Federal Employees Disability Retirement System: The Stradivarius

It has come to represent a superlative; a standard of excellence which cannot be exceeded, and considered as the penultimate achievement beyond which only angels and heavenly bodies can ascend to, or hope to touch like the light mist of dawn slowly rising to the tips of the alps wrapped in the greenery of nature’s untouchable paradigm.

The history of related intrigue is without match, as well; of the secrets protected within the family of instrument makers; of smugglers and thieves and the attempts by collectors to preserve the remaining authenticity of those made by the master of violins; and the keen eye ever wary of impostors and counterfeiters.

For Federal employees and U.S. Postal workers who are considering preparing, formulating and filing for Federal Disability Retirement benefits through the U.S. Office of Personnel Management, whether the Federal or Postal employee is under FERS, CSRS or CSRS Offset, it would be well to always keep the symbol of excellence in mind, as the goal to achieve.

The shabbiness of putting forth a half-hearted attempt at anything is demeaning; an achievement through error or accident is rarely of any consequence; but by reaching a height of excellence within the context of suffering from a condition which impacts one’s ability to perform the essential elements of one’s job, is to recognize the worth of one’s capacity to still maneuver the winding complexities of this confounding world.

The gathering of proper medical documentation; the clarity of expounding the necessary bridges and legal argumentation in compiling an effective OPM Disability Retirement application; these all need to come together, like the master’s hand in constructing an instrument of heaven’s whispers.  The daunting task of facing a bureaucracy can always be disheartening; the goal of achieving a successful outcome, however, should always be the eye which guides, and excellence the key to that endeavor.

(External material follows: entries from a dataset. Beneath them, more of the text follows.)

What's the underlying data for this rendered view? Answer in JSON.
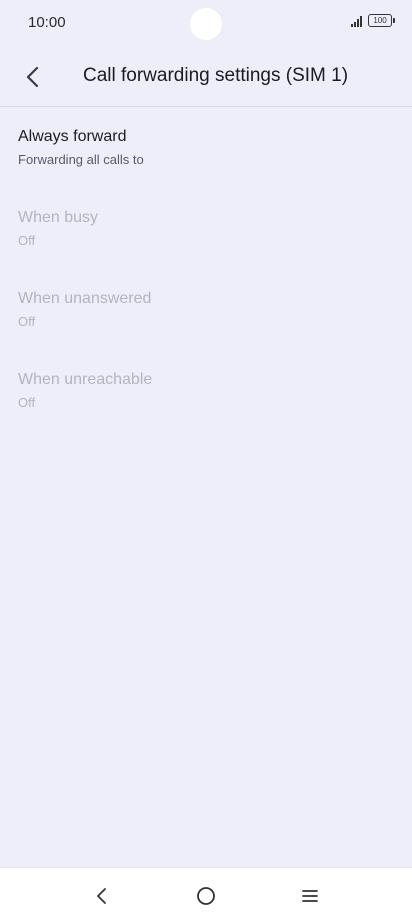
{
  "status_bar": {
    "time": "10:00",
    "battery": "100"
  },
  "header": {
    "title": "Call forwarding settings (SIM 1)"
  },
  "settings": [
    {
      "title": "Always forward",
      "summary": "Forwarding all calls to",
      "enabled": true
    },
    {
      "title": "When busy",
      "summary": "Off",
      "enabled": false
    },
    {
      "title": "When unanswered",
      "summary": "Off",
      "enabled": false
    },
    {
      "title": "When unreachable",
      "summary": "Off",
      "enabled": false
    }
  ],
  "icons": {
    "back": "chevron-left-icon",
    "signal": "signal-icon",
    "battery": "battery-icon",
    "nav_back": "nav-back-icon",
    "nav_home": "nav-home-icon",
    "nav_recents": "nav-recents-icon"
  },
  "colors": {
    "background": "#eeeefa",
    "text_primary": "#1c1c1e",
    "text_disabled": "#b4b4bc",
    "nav_background": "#ffffff"
  }
}
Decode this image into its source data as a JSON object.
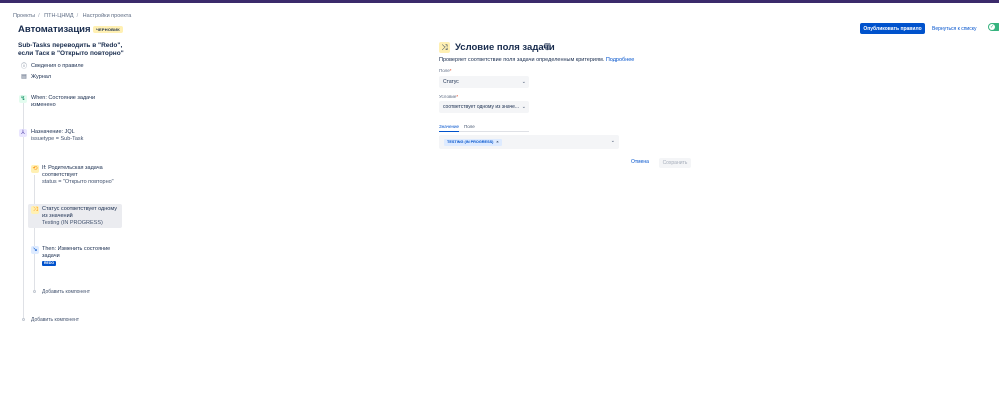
{
  "breadcrumb": [
    "Проекты",
    "ПТН-ЦНМД",
    "Настройки проекта"
  ],
  "breadcrumb_separator": "/",
  "page_title": "Автоматизация",
  "draft_badge": "ЧЕРНОВИК",
  "rule_name": "Sub-Tasks переводить в \"Redo\", если Таск в \"Открыто повторно\"",
  "sidebar_links": [
    {
      "label": "Сведения о правиле",
      "icon": "info-icon"
    },
    {
      "label": "Журнал",
      "icon": "journal-icon"
    }
  ],
  "steps": {
    "when": {
      "title": "When: Состояние задачи изменено"
    },
    "branch": {
      "title": "Назначение: JQL",
      "sub": "issuetype = Sub-Task"
    },
    "if": {
      "title": "If: Родительская задача соответствует",
      "sub": "status = \"Открыто повторно\""
    },
    "condition": {
      "title": "Статус соответствует одному из значений",
      "sub": "Testing (IN PROGRESS)"
    },
    "then": {
      "title": "Then: Изменить состояние задачи",
      "badge": "REDO"
    }
  },
  "add_component_inner": "Добавить компонент",
  "add_component_outer": "Добавить компонент",
  "panel": {
    "title": "Условие поля задачи",
    "description": "Проверяет соответствие поля задачи определенным критериям.",
    "more_link": "Подробнее",
    "field_label": "Поле",
    "field_value": "Статус",
    "condition_label": "Условие",
    "condition_value": "соответствует одному из значе...",
    "required_mark": "*",
    "tabs": [
      "Значение",
      "Поле"
    ],
    "chip": "TESTING (IN PROGRESS)",
    "cancel_label": "Отмена",
    "save_label": "Сохранить"
  },
  "header": {
    "publish_label": "Опубликовать правило",
    "back_label": "Вернуться к списку"
  },
  "colors": {
    "accent": "#0052cc",
    "badge_bg": "#fff0b3",
    "toggle_on": "#36b37e"
  }
}
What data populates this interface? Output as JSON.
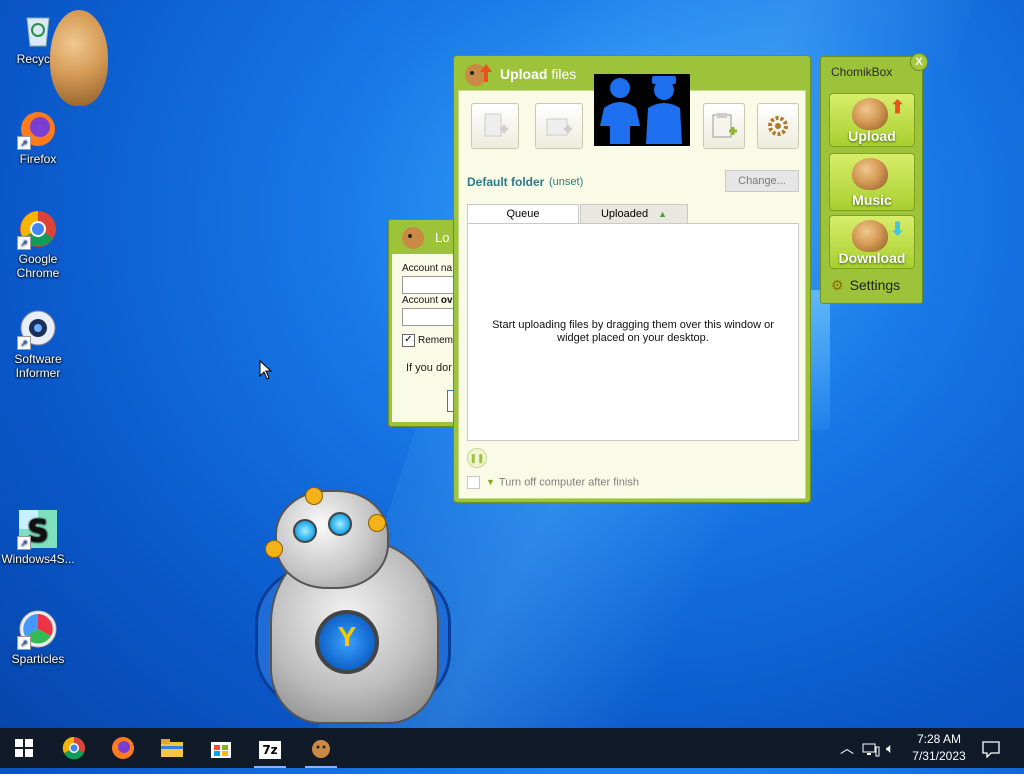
{
  "desktop": {
    "icons": [
      {
        "label": "Recycle",
        "icon": "recycle-bin-icon"
      },
      {
        "label": "Firefox",
        "icon": "firefox-icon"
      },
      {
        "label": "Google Chrome",
        "icon": "chrome-icon"
      },
      {
        "label": "Software Informer",
        "icon": "software-informer-icon"
      },
      {
        "label": "Windows4S...",
        "icon": "windows4s-icon"
      },
      {
        "label": "Sparticles",
        "icon": "sparticles-icon"
      }
    ]
  },
  "upload_window": {
    "title_bold": "Upload",
    "title_rest": "files",
    "default_folder_label": "Default folder",
    "default_folder_value": "(unset)",
    "change_button": "Change...",
    "tabs": {
      "queue": "Queue",
      "uploaded": "Uploaded"
    },
    "empty_message": "Start uploading files by dragging them over this window or widget placed on your desktop.",
    "turn_off_label": "Turn off computer after finish"
  },
  "login_window": {
    "title": "Lo",
    "account_name_label": "Account na",
    "account_password_label_a": "Account ",
    "account_password_label_b": "ov",
    "remember_label": "Rememl",
    "note": "If you dor"
  },
  "widget": {
    "title": "ChomikBox",
    "close": "X",
    "upload": "Upload",
    "music": "Music",
    "download": "Download",
    "settings": "Settings"
  },
  "taskbar": {
    "time": "7:28 AM",
    "date": "7/31/2023",
    "sevenzip": "7z"
  },
  "colors": {
    "accent_green": "#9dc33a",
    "desktop_blue": "#1777e6",
    "taskbar": "#101a28"
  }
}
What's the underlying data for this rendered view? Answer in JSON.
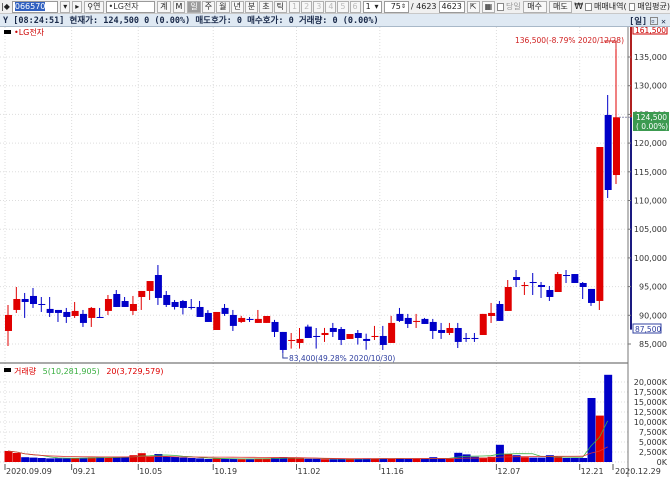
{
  "toolbar": {
    "code": "066570",
    "name": "•LG전자",
    "btn_a": "계",
    "btn_b": "M",
    "search_label": "연",
    "periods": [
      "일",
      "주",
      "월",
      "년",
      "분",
      "초",
      "틱"
    ],
    "selected_period": "일",
    "nums": [
      "1",
      "2",
      "3",
      "4",
      "5",
      "6"
    ],
    "interval": "1",
    "count": "75",
    "total": "/ 4623",
    "total2": "4623",
    "today": "당일",
    "buy": "매수",
    "sell": "매도",
    "won": "₩",
    "trades": "매매내역(",
    "avg": "매입평균)"
  },
  "info": {
    "text": "Y [08:24:51] 현재가: 124,500 0 (0.00%) 매도호가: 0 매수호가: 0 거래량: 0 (0.00%)",
    "period": "[일]"
  },
  "colors": {
    "up": "#e00000",
    "down": "#0000c8",
    "ma5": "#3cb043",
    "ma20": "#e03030",
    "range": "#1a1a80"
  },
  "chart_data": [
    {
      "type": "candlestick",
      "title": "•LG전자",
      "yaxis_ticks": [
        "85,000",
        "90,000",
        "95,000",
        "100,000",
        "105,000",
        "110,000",
        "115,000",
        "120,000",
        "125,000",
        "130,000",
        "135,000"
      ],
      "ylim": [
        80000,
        140000
      ],
      "x_labels": [
        "2020.09.09",
        "09.21",
        "10.05",
        "10.19",
        "11.02",
        "11.16",
        "12.07",
        "12.21",
        "2020.12.29"
      ],
      "x_label_index": [
        0,
        8,
        16,
        25,
        35,
        45,
        59,
        69,
        73
      ],
      "ohlc": [
        [
          87270,
          91800,
          84650,
          90060
        ],
        [
          90930,
          94930,
          90400,
          92840
        ],
        [
          92840,
          93890,
          89540,
          92320
        ],
        [
          93370,
          94760,
          91280,
          91970
        ],
        [
          91970,
          93190,
          90580,
          91800
        ],
        [
          91110,
          93190,
          89710,
          90410
        ],
        [
          90930,
          90930,
          88840,
          90410
        ],
        [
          90580,
          91280,
          88670,
          89710
        ],
        [
          89880,
          92320,
          89540,
          90760
        ],
        [
          90240,
          90930,
          87970,
          88670
        ],
        [
          89540,
          91450,
          87970,
          91280
        ],
        [
          89710,
          91280,
          89540,
          89540
        ],
        [
          90760,
          93540,
          90060,
          92840
        ],
        [
          93710,
          94410,
          91450,
          91450
        ],
        [
          92490,
          93190,
          91450,
          91450
        ],
        [
          90760,
          93370,
          90060,
          91970
        ],
        [
          93190,
          94240,
          90930,
          94240
        ],
        [
          94240,
          95100,
          92670,
          95970
        ],
        [
          97020,
          98760,
          91800,
          93020
        ],
        [
          93540,
          94240,
          91450,
          91800
        ],
        [
          92320,
          92670,
          91000,
          91450
        ],
        [
          92490,
          92670,
          90150,
          91280
        ],
        [
          91450,
          92840,
          91000,
          91280
        ],
        [
          91450,
          92500,
          90200,
          89710
        ],
        [
          90410,
          90900,
          88840,
          88840
        ],
        [
          87440,
          90580,
          87440,
          90580
        ],
        [
          91280,
          91970,
          89900,
          90240
        ],
        [
          90060,
          90930,
          87270,
          88150
        ],
        [
          88840,
          89900,
          88670,
          89540
        ],
        [
          89370,
          89700,
          88840,
          89190
        ],
        [
          88670,
          90930,
          88670,
          89370
        ],
        [
          88670,
          89880,
          88670,
          89880
        ],
        [
          88840,
          89200,
          86220,
          87100
        ],
        [
          87100,
          87100,
          83400,
          83960
        ],
        [
          85530,
          86920,
          84200,
          85700
        ],
        [
          85180,
          87790,
          84200,
          85880
        ],
        [
          88030,
          88370,
          86050,
          86050
        ],
        [
          86400,
          87790,
          84200,
          86220
        ],
        [
          86570,
          87800,
          85360,
          86920
        ],
        [
          87790,
          88670,
          86220,
          87100
        ],
        [
          87610,
          87970,
          84820,
          85700
        ],
        [
          85880,
          86400,
          85880,
          86740
        ],
        [
          86920,
          87440,
          84900,
          86050
        ],
        [
          85880,
          86800,
          84000,
          85530
        ],
        [
          86220,
          88150,
          85700,
          86400
        ],
        [
          86400,
          88150,
          83960,
          84830
        ],
        [
          85180,
          89900,
          85180,
          88670
        ],
        [
          90240,
          91280,
          88840,
          89020
        ],
        [
          89540,
          90240,
          87790,
          88490
        ],
        [
          88840,
          90240,
          87790,
          89020
        ],
        [
          89370,
          89540,
          88490,
          88490
        ],
        [
          88840,
          89370,
          85880,
          87270
        ],
        [
          87440,
          88670,
          85880,
          86920
        ],
        [
          86920,
          88670,
          86570,
          87790
        ],
        [
          87790,
          88670,
          84300,
          85360
        ],
        [
          86050,
          86920,
          85360,
          85880
        ],
        [
          86050,
          86920,
          85360,
          85880
        ],
        [
          86570,
          90240,
          86570,
          90240
        ],
        [
          89880,
          92150,
          88670,
          90410
        ],
        [
          91970,
          92500,
          89020,
          89020
        ],
        [
          90760,
          96150,
          90760,
          94930
        ],
        [
          96670,
          97890,
          94930,
          96150
        ],
        [
          95110,
          95800,
          93540,
          95280
        ],
        [
          95800,
          97370,
          93540,
          95630
        ],
        [
          95280,
          95800,
          93020,
          94930
        ],
        [
          94410,
          95110,
          92500,
          93190
        ],
        [
          94060,
          97540,
          94060,
          97190
        ],
        [
          97020,
          97890,
          95630,
          96850
        ],
        [
          97190,
          97190,
          95630,
          95630
        ],
        [
          95630,
          95800,
          92840,
          94930
        ],
        [
          94590,
          94590,
          91630,
          92150
        ],
        [
          92500,
          119320,
          90930,
          119320
        ],
        [
          124900,
          128380,
          110440,
          111830
        ],
        [
          114440,
          136500,
          112880,
          124500
        ]
      ],
      "annotations": {
        "high": "136,500(-8.79% 2020/12/28)",
        "low": "83,400(49.28% 2020/10/30)"
      },
      "range_labels": {
        "max": "161,500",
        "current": "124,500",
        "current_change": "( 0.00%)",
        "min": "87,500"
      },
      "range": {
        "max": 161500,
        "min": 87500,
        "current": 124500
      }
    },
    {
      "type": "bar",
      "title": "거래량",
      "legend": [
        "거래량",
        "5(10,281,905)",
        "20(3,729,579)"
      ],
      "unit": "K",
      "yaxis_ticks": [
        "0K",
        "2,500K",
        "5,000K",
        "7,500K",
        "10,000K",
        "12,500K",
        "15,000K",
        "17,500K",
        "20,000K"
      ],
      "ylim": [
        0,
        22500
      ],
      "volume_k": [
        2750,
        2250,
        1200,
        1100,
        1000,
        900,
        950,
        900,
        1000,
        1050,
        1150,
        1200,
        1100,
        1200,
        1300,
        1700,
        2200,
        1400,
        2000,
        1400,
        1250,
        1100,
        1000,
        900,
        750,
        850,
        800,
        800,
        700,
        700,
        900,
        900,
        1000,
        1200,
        1000,
        900,
        800,
        800,
        700,
        700,
        800,
        750,
        800,
        900,
        800,
        900,
        800,
        900,
        800,
        850,
        800,
        1200,
        900,
        900,
        2300,
        1900,
        1300,
        1100,
        1300,
        4300,
        2000,
        1700,
        1200,
        1100,
        1100,
        1700,
        1200,
        1000,
        1000,
        1000,
        16000,
        11600,
        21800
      ]
    }
  ]
}
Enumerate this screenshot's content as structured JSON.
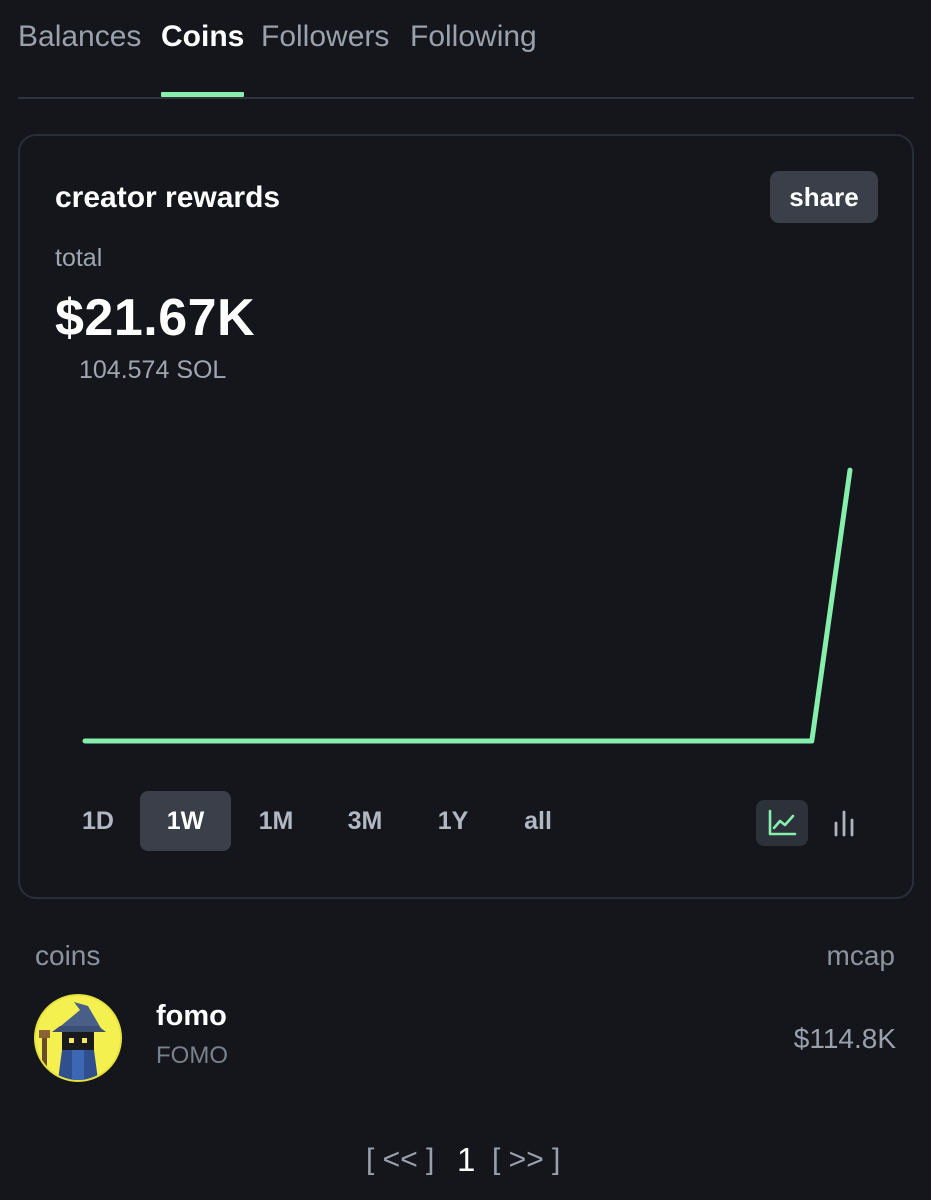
{
  "tabs": [
    {
      "label": "Balances",
      "active": false
    },
    {
      "label": "Coins",
      "active": true
    },
    {
      "label": "Followers",
      "active": false
    },
    {
      "label": "Following",
      "active": false
    }
  ],
  "card": {
    "title": "creator rewards",
    "share_label": "share",
    "total_label": "total",
    "total_value": "$21.67K",
    "total_sol": "104.574 SOL"
  },
  "chart_data": {
    "type": "line",
    "color": "#86efac",
    "x": [
      0,
      1,
      2,
      3,
      4,
      5,
      6,
      7,
      8,
      9,
      10,
      11,
      12,
      13,
      14,
      15,
      16,
      17,
      18,
      19,
      20
    ],
    "values": [
      0,
      0,
      0,
      0,
      0,
      0,
      0,
      0,
      0,
      0,
      0,
      0,
      0,
      0,
      0,
      0,
      0,
      0,
      0,
      0,
      21.67
    ],
    "ylim": [
      0,
      24
    ],
    "grid": false
  },
  "ranges": [
    {
      "label": "1D",
      "active": false
    },
    {
      "label": "1W",
      "active": true
    },
    {
      "label": "1M",
      "active": false
    },
    {
      "label": "3M",
      "active": false
    },
    {
      "label": "1Y",
      "active": false
    },
    {
      "label": "all",
      "active": false
    }
  ],
  "chart_types": [
    {
      "icon": "line-chart-icon",
      "active": true
    },
    {
      "icon": "bar-chart-icon",
      "active": false
    }
  ],
  "list": {
    "header_left": "coins",
    "header_right": "mcap",
    "coins": [
      {
        "name": "fomo",
        "symbol": "FOMO",
        "mcap": "$114.8K",
        "avatar_icon": "wizard-avatar-icon"
      }
    ]
  },
  "pagination": {
    "prev": "[ << ]",
    "page": "1",
    "next": "[ >> ]"
  }
}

For the Federal and Postal employee who wants to file for Federal Disability benefits through OPM because one’s Federal or Postal career has now come to an end, the final step in creating the music of an orchestrated exit should be to ensure the excellence of an OPM Disability Retirement application, in order to step into the next phase of life, and to achieve the subsequent future for a Stradivarius achievement.

Sincerely,

Robert R. McGill, Esquire

 

OPM Medical Retirement: The Categorical Imperative

It is, of course, the foundation of Kant’s moral philosophy; of the unconditional call to act in a certain way, accepted and mandated precisely because there is no room for question.  But that life were so easy; automatons would simply act in mechanistic ways, driven by moral certitude; free will could be determined by the comforting thought that universal codes of conduct shall always confine and direct.  And bureaucracies would always make decisions within a framework of computational algorithms.

But Federal Disability Retirement is not a matter of a diagnosis; unlike Social Security Disability, which does contain a semblance of categorical imperatives when it comes to certain medical conditions, the preponderance of the proof needed in becoming eligible for Federal Disability Retirement benefits is threefold: First, the minimum number of years under FERS (18 months of creditable Federal Service) or CSRS (5 years, which is presumably already met by everyone in that retirement system); Second, a medical condition which came into existence during the time of Federal Service (with some arguable exceptions within one (1) year of being separated from Federal Service); and Third, a nexus of relevant impact between one’s medical condition and the essential elements of one’s positional duties one performs for the Federal agency or the U.S. Postal Service.

It is this third step in the process which effectively compels one to step outside of the identification of Federal Disability Retirement laws as containing an element of the categorical imperative; for, in the end, it is not simply an evaluation of “which category” one falls into, but rather, how significant and persuasive is the bridge built upon between the two primary land masses:  one’s medical condition (land mass #1) and the essential elements of one’s Federal or Postal job (land mass #2).

That metaphorical “bridge” must be constructed with care, clarity, and concrete argumentation of persuasive force in order to withstand the inspecting scrutiny of the U.S. Office of Personnel Management.

Look upon it as if OPM is walking through the construction site with a hard hat, pen in hand and taking notes furiously in attempting to discover deficiencies in the qualification standards imposed.  Jumping up and down and screaming at the inspector that the bridge fits into a pre-defined category will not suffice; instead, the categorical imperative must be argued for by pointing to the medical evidence, the law, and the connective tissues which form the effective and persuasive confluence of all of the elements which comprise the ultimate imperative of life:  that of a methodology of argumentation that one is “right”.